Un rapport expliquant la DeFi et ses risques

En date du 24 mars 2022, l’International Organization of Securities Commissions (IOSCO) a publié un rapport sur la finance décentralisée (DeFi). Ce rapport vise à présenter et analyser le fonctionnement de la DeFi sur le plan de la technique, des produits et services, et des principaux participants tout en prenant en compte divers risques. Le rapport, bien que relativement succinct, est relativement dense. Ce commentaire se limite à présenter certains éléments saillants.

Entre interrogations et reconnaissance

L’objectif principal poursuivi par la DeFi, reconnu par l’IOSCO dans son rapport, consiste en la suppression des intermédiaires pour permettre l’exécution d’opérations au pair-à-pair (peer-to-peer). Cette désintermédiation permet d’offrir une alternative à la finance traditionnelle qui repose en règle générale sur des infrastructures centralisées.

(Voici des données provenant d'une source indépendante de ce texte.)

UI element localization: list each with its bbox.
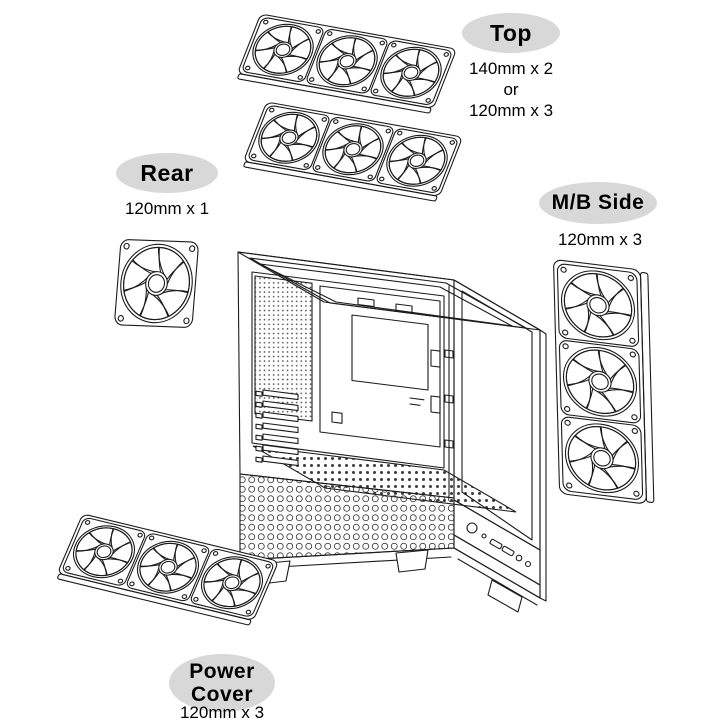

Il serait toutefois permis de se demander si les outils et services de la DeFi ne remplacent pas en définitive une forme d’intermédiation par une autre. Quoiqu’il en soit, le rapport constate le succès et la croissance indéniable de la DeFi. A cet égard, la total value locked (valeur totale bloquée) de l’industrie DeFi est actuellement estimée par certains au 4 avril 2022 à USD 229.58 milliards.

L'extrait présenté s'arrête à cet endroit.